Zato web-admin not accessible


#1

Hello,

Has anyone run into an issue of Zato web-admin becoming inaccessible suddenly?
We have the following setup:

  • CentOS 7
  • Zato 2.0.8.rev-050c6697
  • PostgreSQL 9.4

Everything starts up fine and is ok for a day or so after which the web-admin url on port 8183 becomes inaccessible.

The process seems to be running though:

$ netstat -anp |grep 8183
tcp 11 0 0.0.0.0:8183 0.0.0.0:* LISTEN 23241/python

$ ps -ef |grep 23241
zato 23241 1 0 Nov22 ? 00:00:28 /opt/zato/2.0.8/code/bin/python /opt/zato/2.0.8/code/bin/py -m zato.admin.main

we see the following connections in netstat for port 8183:

  • 10 connections in CLOSE_WAIT
  • 2 ESTABLISHED
  • 3 SYN_RECV
  • 1 LISTEN.

The only way to solve this is to restart the web-admin and everything resumes back to normal, but this has been occurring on a daily basis and there are no logs inside web-admin.log which would help us determine the root cause.

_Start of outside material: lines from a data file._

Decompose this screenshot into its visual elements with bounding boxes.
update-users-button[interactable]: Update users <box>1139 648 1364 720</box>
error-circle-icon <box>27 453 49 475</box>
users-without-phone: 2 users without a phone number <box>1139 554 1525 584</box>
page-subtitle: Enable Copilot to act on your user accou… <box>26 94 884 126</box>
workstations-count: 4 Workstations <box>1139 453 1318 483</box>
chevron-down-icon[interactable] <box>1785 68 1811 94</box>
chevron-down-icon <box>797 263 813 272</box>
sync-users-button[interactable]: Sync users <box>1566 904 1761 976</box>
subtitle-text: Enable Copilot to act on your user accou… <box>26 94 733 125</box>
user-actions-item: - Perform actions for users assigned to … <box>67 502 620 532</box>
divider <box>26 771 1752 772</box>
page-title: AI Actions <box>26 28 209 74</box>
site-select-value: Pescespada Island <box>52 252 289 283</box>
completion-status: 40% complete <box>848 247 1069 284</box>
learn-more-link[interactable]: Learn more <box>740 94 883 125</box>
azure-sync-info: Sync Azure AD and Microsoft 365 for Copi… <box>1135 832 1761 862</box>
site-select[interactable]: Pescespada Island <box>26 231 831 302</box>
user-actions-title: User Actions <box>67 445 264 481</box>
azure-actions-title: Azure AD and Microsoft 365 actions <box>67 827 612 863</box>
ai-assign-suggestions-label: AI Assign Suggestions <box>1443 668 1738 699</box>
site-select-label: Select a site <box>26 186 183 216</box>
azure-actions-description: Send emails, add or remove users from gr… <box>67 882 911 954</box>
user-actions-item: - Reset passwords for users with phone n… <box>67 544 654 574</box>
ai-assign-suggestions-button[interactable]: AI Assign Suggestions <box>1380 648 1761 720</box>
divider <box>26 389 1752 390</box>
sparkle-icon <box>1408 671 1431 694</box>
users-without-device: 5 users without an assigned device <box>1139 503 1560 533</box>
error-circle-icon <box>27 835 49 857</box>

Is there a way we can investigate whats happening or going wrong?

Cheers


#2

Hi @nikhil,

web-admin is typically very rarely restarted and it runs for months or years even if servers are restarted from time to time and I have never seen such a situation before.

How do you exactly confirm it that web-admin is not accessible? When this situation happens, can you run the command below to check output, unless you are doing it already?

$ telnet 127.0.0.1 8183
GET /zato HTTP/1.1

The point is to invoke web-admin over local TCP, thus confirming if it replies if accessed directly.


#3

Hello @dsuch ,

This actually is still happening and we’ve tried accessing this locally and it just times out.

When web-admin is in hung state

$ wget http://localhost:8183/zato
–2017-11-27 03:20:10-- http://localhost:8183/zato
Resolving localhost (localhost)… ::1, 127.0.0.1
Connecting to localhost (localhost)|::1|:8183… failed: Connection refused.
Connecting to localhost (localhost)|127.0.0.1|:8183… connected.
HTTP request sent, awaiting response…
^C

After restarting web-admin

$ wget http://localhost:8183/zato
–2017-11-27 03:25:03-- http://localhost:8183/zato
Resolving localhost (localhost)… ::1, 127.0.0.1
Connecting to localhost (localhost)|::1|:8183… failed: Connection refused.
Connecting to localhost (localhost)|127.0.0.1|:8183… connected.
HTTP request sent, awaiting response… 301 Moved Permanently
Location: /zato/ [following]
–2017-11-27 03:25:03-- http://localhost:8183/zato/
Connecting to localhost (localhost)|127.0.0.1|:8183… connected.
HTTP request sent, awaiting response… 302 Found
Location: /accounts/login/?next=/zato/ [following]
–2017-11-27 03:25:03-- http://localhost:8183/accounts/login/?next=/zato/
Connecting to localhost (localhost)|127.0.0.1|:8183… connected.
HTTP request sent, awaiting response… 200 OK
Length: unspecified [text/html]
Saving to: ‘zato’

[ <=>                                                                                                ] 4,849       --.-K/s   in 0s      

2017-11-27 03:25:03 (622 MB/s) - ‘zato’ saved [4849]

Cheers


#4

Hi @nikhil,

it looks that the process itself is available but it is blocked on something. All these connections that it has opened, can you check what they are about?

Except for sessions from browsers and a connection to ODB, there should not be any long-running TCP connections.

There is a tool that I am using to check output from processes running in background, it’s called ispy.

It’s not ideal in all situations because it’s not always the case that a process will log to stdout - in case it doesn’t show anything, can you run strace for that web-admin’s PID? There is an example of how to do it in screenshots for ispy.

The easiest way to install ispy is to use the pex installer and then chmod u+x ispy.